Tuesday, March 13, 2018

A fresh canvas is art

An empty stable stays clean—but there is no income from an empty stable. (Proverbs 14:4 TLB)

An empty stable stays clean, just as an empty house might remain neat and with things in order. An empty bottle doesn't really serve the purpose for which it was created, nor does an empty heart! Another 'empty' to consider is that of a canvas stretched tightly upon the frame. The frame gives it a 'form', yet the canvas is still just 'empty' until the artist takes up the brush and begins to add brush stroke after brush stroke of color to that 'void'. An empty canvas is rarely seen as 'empty' in the eyes of the artist - simply because he knows all the ways it is to be filled.

There are times we believe 'empty' is a bad thing, but if you actually stop to think about it, 'empty' defines the object as 'not full', not that it isn't open to being filled. The canvas might be nothing more than canvas until it stretched tight upon the frame, but once it is stretched upon the frame, it is now open to being filled. Yet, it is not quite ready - it must be 'primed' to receive that which the artist will add. The artist needs to 'prime' the canvas with a substance known as 'gesso' - a substance which actually helps 'hold' the paint that will be added to the canvas onto that canvas.
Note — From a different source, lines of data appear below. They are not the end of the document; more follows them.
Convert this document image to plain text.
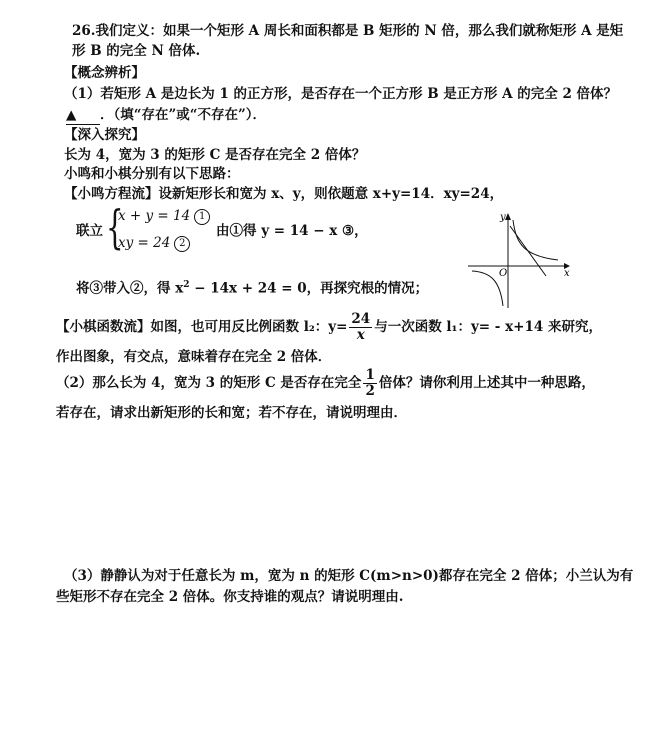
26.我们定义：如果一个矩形 A 周长和面积都是 B 矩形的 N 倍，那么我们就称矩形 A 是矩
形 B 的完全 N 倍体.
【概念辨析】
（1）若矩形 A 是边长为 1 的正方形，是否存在一个正方形 B 是正方形 A 的完全 2 倍体？
▲ ．（填“存在”或“不存在”）．
【深入探究】
长为 4，宽为 3 的矩形 C 是否存在完全 2 倍体？
小鸣和小棋分别有以下思路：
【小鸣方程流】设新矩形长和宽为 x、y，则依题意 x+y=14．xy=24，
联立 {
x + y = 14 1
xy = 24 2
由①得 y = 14 − x ③，
将③带入②，得 $x^2 - 14x + 24 = 0$，再探究根的情况；
y
x
O
【小棋函数流】如图，也可用反比例函数 l₂：$y= \frac{24}{x}$ 与一次函数 l₁：y= - x+14 来研究，
作出图象，有交点，意味着存在完全 2 倍体．
（2）那么长为 4，宽为 3 的矩形 C 是否存在完全 $\frac{1}{2}$ 倍体？请你利用上述其中一种思路，
若存在，请求出新矩形的长和宽；若不存在，请说明理由．
（3）静静认为对于任意长为 m，宽为 n 的矩形 C(m>n>0)都存在完全 2 倍体；小兰认为有
些矩形不存在完全 2 倍体。你支持谁的观点？请说明理由.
Did you know you could add 'gesso' to almost any surface, even vinyl, rubber, etc., and it would help hold paint to that surface? It acts as an 'adherent' when it is applied to that surface. There are also two grades to gesso - one is much stronger and actually helps that which is painted upon that surface to remain true in both color and texture. There is much prep which goes into making the canvas ready to receive the artist's touch - it isn't as simple as just unrolling a little canvas. The frame must be put into place, the canvas stretched and held into place, and then there must be the placement of that which helps what will come next to actually 'stick'!

Maybe then empty isn't really empty! The canvas isn't truly empty - it is ready! The work of 'receiving' that which will be added by the artist actually begins when the artist conceives the canvas - bringing together the parts that will make the canvas in the first place. Who could add to the canvas any better than the one who conceived it in the first place? If you are feeling a little 'empty' these days, perhaps it is just that God has been at work bringing together the pieces and priming the canvas of your life! In his mind, he sees what he will add next - even when all we see is 'empty'. Just sayin!